Changing tack, I told Rob about my plan to turn what had once been four vegetable beds, back into a productive garden. ‘How high’, I asked him, ‘do you think a wire fence would need to be to keep out wallabies and possums?’ Rob looked over at me, crossing his arms over the yellow stripe on his jumper. He glanced down at the garden beds in front of us, currently filled with lavender and salvia, then back at me again.

‘A year ago’, he said, ‘Yvonne and I planted a veggie patch. We had big plans for it. But then, inside two months, it became obvious that looking after veggies was a lot of work at the end of the day, just when we wanted to relax’. He gestured at the beds in front of us. ‘Look at how far these beds are from your back door. Do you really want to be down here, in the half dark, watering and tending veggies?’ ‘Oh’, I said, feeling deflated, annoyed that my plans could be sent belly up so quickly.

‘Why does Rob have to tell me what he really thinks?’ I thought to myself, as we walked back up the garden, and the conversation turned to current affairs. As we talked, we passed my dog who was gobbling up fallen plums as fast as his hoovering mouth would let him, along with the the-hundred-and-one jobs that, arguably, should be higher up my to-do list than a vegetable garden.

It wasn’t till next morning that Rob’s point sank in. I hadn’t needed Rob to tell me how much work goes into growing vegetables. I already knew this. It was an emotional nerve – my pride – that his words had touched. Growing vegetables in the garden beds in front of my husband’s old writing hut was my way of making good Paul’s absence. ‘See’, I wanted to say to the world, ‘look what I can do!’ What Rob’s words made me realise, uncomfortably and possibly just in time, was that I didn’t have to make good Paul’s absence by doing amazing things in the garden.
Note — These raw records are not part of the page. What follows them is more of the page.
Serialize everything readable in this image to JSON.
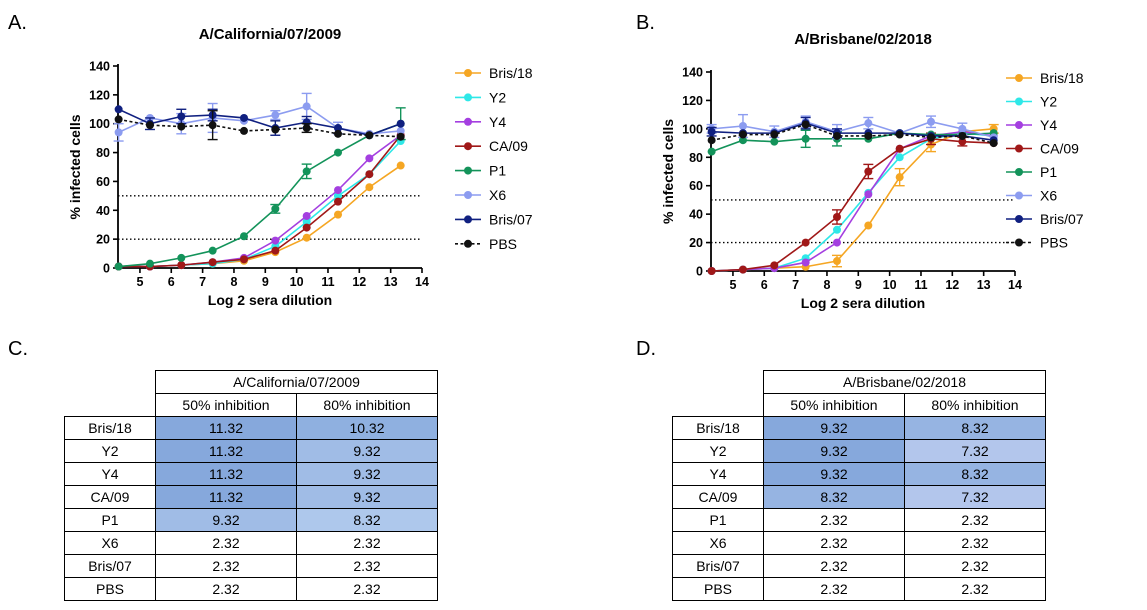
{
  "panels": [
    {
      "letter": "A."
    },
    {
      "letter": "B."
    },
    {
      "letter": "C."
    },
    {
      "letter": "D."
    }
  ],
  "chart_data": [
    {
      "type": "line",
      "title": "A/California/07/2009",
      "xlabel": "Log 2 sera dilution",
      "ylabel": "% infected cells",
      "xlim": [
        4.3,
        14
      ],
      "ylim": [
        0,
        140
      ],
      "xticks": [
        5,
        6,
        7,
        8,
        9,
        10,
        11,
        12,
        13,
        14
      ],
      "yticks": [
        0,
        20,
        40,
        60,
        80,
        100,
        120,
        140
      ],
      "reference_lines": [
        50,
        20
      ],
      "legend_position": "right",
      "x": [
        4.32,
        5.32,
        6.32,
        7.32,
        8.32,
        9.32,
        10.32,
        11.32,
        12.32,
        13.32
      ],
      "series": [
        {
          "name": "Bris/18",
          "color": "#f5a623",
          "dashed": false,
          "values": [
            1,
            1,
            2,
            3,
            5,
            11,
            21,
            37,
            56,
            71
          ]
        },
        {
          "name": "Y2",
          "color": "#2ee8e8",
          "dashed": false,
          "values": [
            1,
            1,
            2,
            3,
            6,
            15,
            32,
            50,
            65,
            88
          ]
        },
        {
          "name": "Y4",
          "color": "#a43fe0",
          "dashed": false,
          "values": [
            1,
            1,
            2,
            4,
            7,
            19,
            36,
            54,
            76,
            92
          ]
        },
        {
          "name": "CA/09",
          "color": "#a01818",
          "dashed": false,
          "values": [
            1,
            1,
            2,
            4,
            6,
            12,
            28,
            46,
            65,
            92
          ]
        },
        {
          "name": "P1",
          "color": "#13935a",
          "dashed": false,
          "values": [
            1,
            3,
            7,
            12,
            22,
            41,
            67,
            80,
            92,
            100
          ],
          "errors": [
            0,
            0,
            0,
            0,
            0,
            3,
            5,
            0,
            0,
            11
          ]
        },
        {
          "name": "X6",
          "color": "#8c9cf0",
          "dashed": false,
          "values": [
            94,
            104,
            100,
            104,
            102,
            106,
            112,
            97,
            93,
            95
          ],
          "errors": [
            6,
            0,
            7,
            10,
            0,
            3,
            9,
            4,
            0,
            0
          ]
        },
        {
          "name": "Bris/07",
          "color": "#102080",
          "dashed": false,
          "values": [
            110,
            100,
            105,
            106,
            104,
            97,
            101,
            97,
            92,
            100
          ],
          "errors": [
            0,
            4,
            5,
            4,
            0,
            5,
            4,
            0,
            0,
            0
          ]
        },
        {
          "name": "PBS",
          "color": "#111111",
          "dashed": true,
          "values": [
            103,
            99,
            98,
            99,
            95,
            96,
            97,
            93,
            92,
            91
          ],
          "errors": [
            0,
            0,
            0,
            10,
            0,
            0,
            3,
            0,
            0,
            0
          ]
        }
      ]
    },
    {
      "type": "line",
      "title": "A/Brisbane/02/2018",
      "xlabel": "Log 2 sera dilution",
      "ylabel": "% infected cells",
      "xlim": [
        4.3,
        14
      ],
      "ylim": [
        0,
        140
      ],
      "xticks": [
        5,
        6,
        7,
        8,
        9,
        10,
        11,
        12,
        13,
        14
      ],
      "yticks": [
        0,
        20,
        40,
        60,
        80,
        100,
        120,
        140
      ],
      "reference_lines": [
        50,
        20
      ],
      "legend_position": "right",
      "x": [
        4.32,
        5.32,
        6.32,
        7.32,
        8.32,
        9.32,
        10.32,
        11.32,
        12.32,
        13.32
      ],
      "series": [
        {
          "name": "Bris/18",
          "color": "#f5a623",
          "dashed": false,
          "values": [
            0,
            1,
            2,
            3,
            7,
            32,
            66,
            89,
            98,
            100
          ],
          "errors": [
            0,
            0,
            0,
            0,
            4,
            0,
            6,
            5,
            0,
            3
          ]
        },
        {
          "name": "Y2",
          "color": "#2ee8e8",
          "dashed": false,
          "values": [
            0,
            1,
            2,
            9,
            29,
            55,
            80,
            93,
            97,
            95
          ]
        },
        {
          "name": "Y4",
          "color": "#a43fe0",
          "dashed": false,
          "values": [
            0,
            1,
            2,
            6,
            20,
            54,
            86,
            95,
            98,
            95
          ]
        },
        {
          "name": "CA/09",
          "color": "#a01818",
          "dashed": false,
          "values": [
            0,
            1,
            4,
            20,
            38,
            70,
            86,
            93,
            91,
            90
          ],
          "errors": [
            0,
            0,
            0,
            0,
            5,
            5,
            0,
            4,
            3,
            0
          ]
        },
        {
          "name": "P1",
          "color": "#13935a",
          "dashed": false,
          "values": [
            84,
            92,
            91,
            93,
            93,
            93,
            97,
            96,
            96,
            97
          ],
          "errors": [
            0,
            0,
            0,
            6,
            5,
            0,
            0,
            0,
            0,
            0
          ]
        },
        {
          "name": "X6",
          "color": "#8c9cf0",
          "dashed": false,
          "values": [
            100,
            102,
            98,
            105,
            98,
            104,
            97,
            105,
            100,
            94
          ],
          "errors": [
            3,
            8,
            4,
            4,
            5,
            4,
            0,
            4,
            4,
            0
          ]
        },
        {
          "name": "Bris/07",
          "color": "#102080",
          "dashed": false,
          "values": [
            98,
            97,
            97,
            104,
            97,
            97,
            97,
            95,
            95,
            92
          ],
          "errors": [
            3,
            0,
            0,
            4,
            3,
            0,
            0,
            0,
            0,
            0
          ]
        },
        {
          "name": "PBS",
          "color": "#111111",
          "dashed": true,
          "values": [
            92,
            96,
            96,
            103,
            95,
            95,
            96,
            94,
            95,
            90
          ]
        }
      ]
    }
  ],
  "tables": [
    {
      "virus": "A/California/07/2009",
      "columns": [
        "50% inhibition",
        "80% inhibition"
      ],
      "rows": [
        {
          "name": "Bris/18",
          "v50": "11.32",
          "v80": "10.32"
        },
        {
          "name": "Y2",
          "v50": "11.32",
          "v80": "9.32"
        },
        {
          "name": "Y4",
          "v50": "11.32",
          "v80": "9.32"
        },
        {
          "name": "CA/09",
          "v50": "11.32",
          "v80": "9.32"
        },
        {
          "name": "P1",
          "v50": "9.32",
          "v80": "8.32"
        },
        {
          "name": "X6",
          "v50": "2.32",
          "v80": "2.32"
        },
        {
          "name": "Bris/07",
          "v50": "2.32",
          "v80": "2.32"
        },
        {
          "name": "PBS",
          "v50": "2.32",
          "v80": "2.32"
        }
      ],
      "shading": {
        "11.32": "#86a8dc",
        "10.32": "#8fb0e0",
        "9.32": "#a0bce6",
        "8.32": "#aec8ec",
        "2.32": "#ffffff"
      }
    },
    {
      "virus": "A/Brisbane/02/2018",
      "columns": [
        "50% inhibition",
        "80% inhibition"
      ],
      "rows": [
        {
          "name": "Bris/18",
          "v50": "9.32",
          "v80": "8.32"
        },
        {
          "name": "Y2",
          "v50": "9.32",
          "v80": "7.32"
        },
        {
          "name": "Y4",
          "v50": "9.32",
          "v80": "8.32"
        },
        {
          "name": "CA/09",
          "v50": "8.32",
          "v80": "7.32"
        },
        {
          "name": "P1",
          "v50": "2.32",
          "v80": "2.32"
        },
        {
          "name": "X6",
          "v50": "2.32",
          "v80": "2.32"
        },
        {
          "name": "Bris/07",
          "v50": "2.32",
          "v80": "2.32"
        },
        {
          "name": "PBS",
          "v50": "2.32",
          "v80": "2.32"
        }
      ],
      "shading": {
        "9.32": "#86a8dc",
        "8.32": "#96b4e2",
        "7.32": "#b3c6ec",
        "2.32": "#ffffff"
      }
    }
  ]
}
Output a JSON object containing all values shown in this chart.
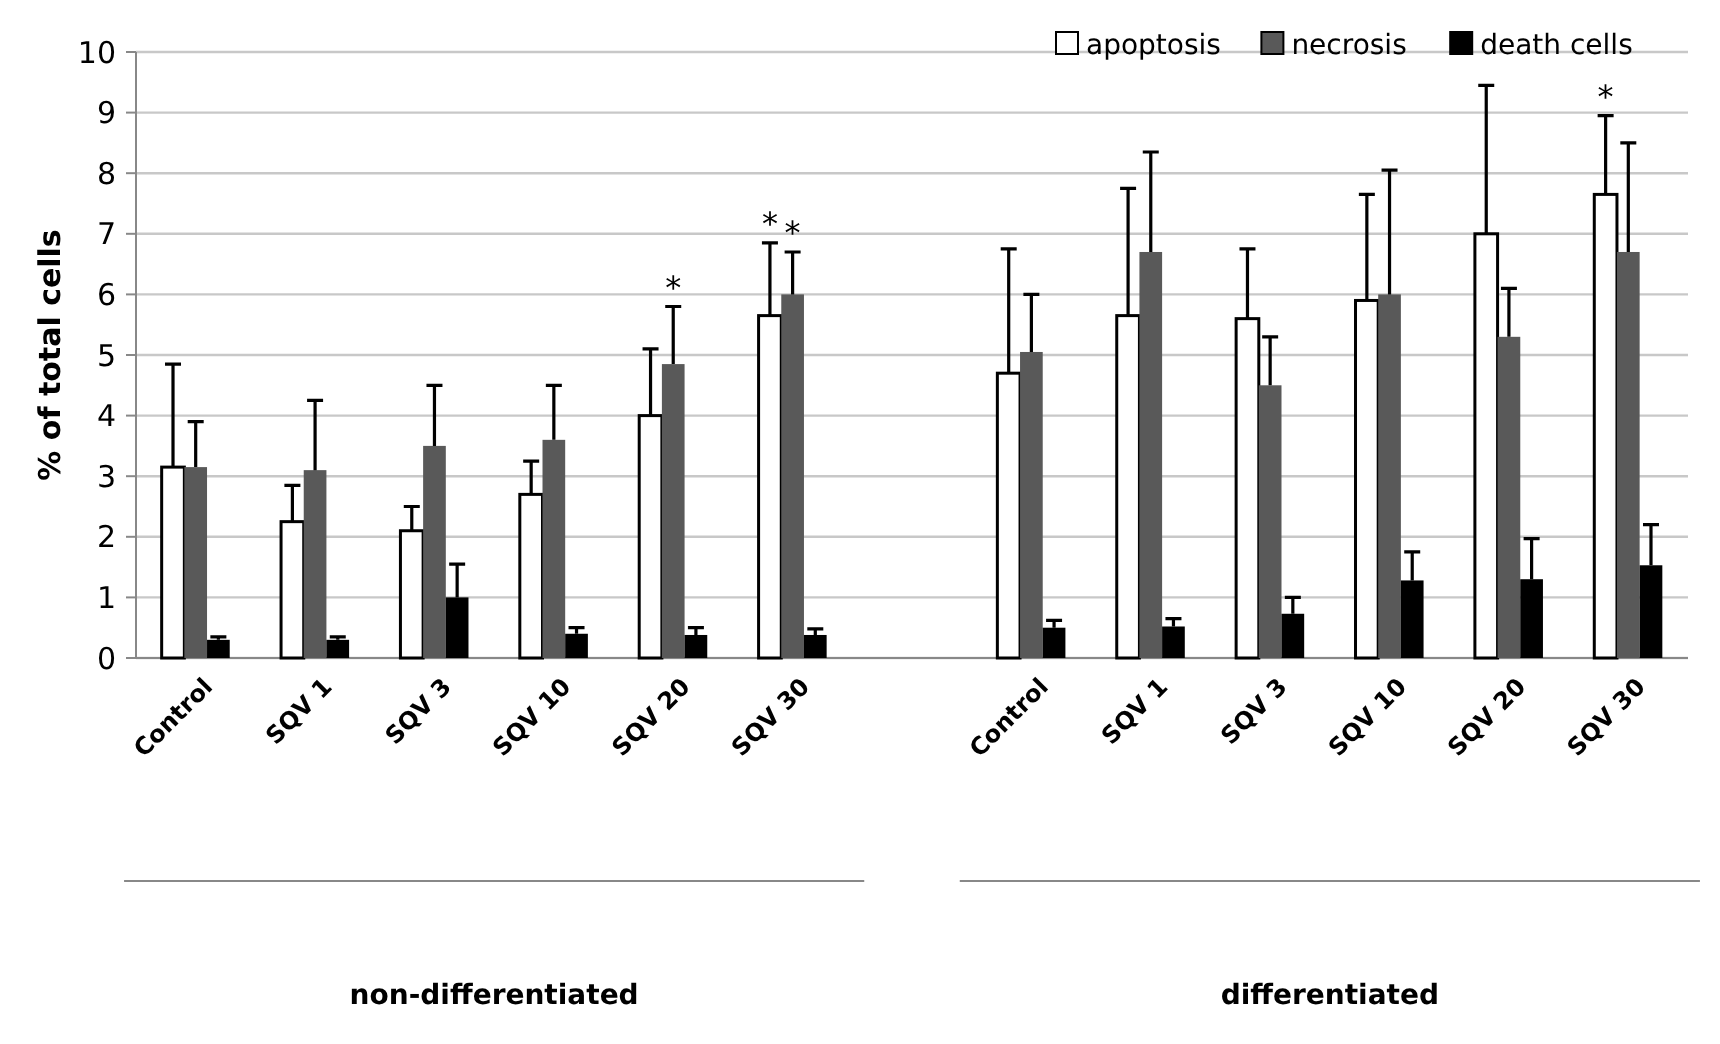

There was no presssure on me, bar the pressure I put on myself, to create my own version of ‘The Good Life’ in my garden. Besides, it’s not as if I was sitting round doing nothing. I was already painting the inside of the house and doing my best to tackle the garden. (Compost, anyone?) Why add to it with another project that would likely spawn yet more jobs in an already demanding property?

The urgency to grow vegetables was, I realised, coming from me. Sitting on the back doorstep, far from the four beds of lavender, it struck me that, paradoxically, it was what I perceived as a lack of urgency that was causing me to act – to react. ‘Calm down’, I told myself. There was nothing that I needed to prove by growing my own spinach and beans. There was no imaginary debt that I needed to pay off. There was no audience or big Other that had to be appeased. As I patted the head of my dog, I realised that it might be better for me to face the fact that the world didn’t give a damn whether or not I grew my own vegetables, than to fill the void that had opened up, since Paul’s and my kids’ departure, with busy productivity.

Sitting there, it came to me that, at some point, I could decide whether I really did want to grow vegetables a long way from my back door, or whether I was in thrall to the idea that because I could grow my own spinach and beans, I should do so. And in the meantime, I could give myself over to the thought – to the reality – that the absence created when loved ones leave, might be a golden opportunity. I may not know quite what to do with this opportunity. But I can at least sit with it, toying with all things that could grow there, until I do.

And now there is just enough time to grab my dog and my bag and to get down to the local farmer’s market.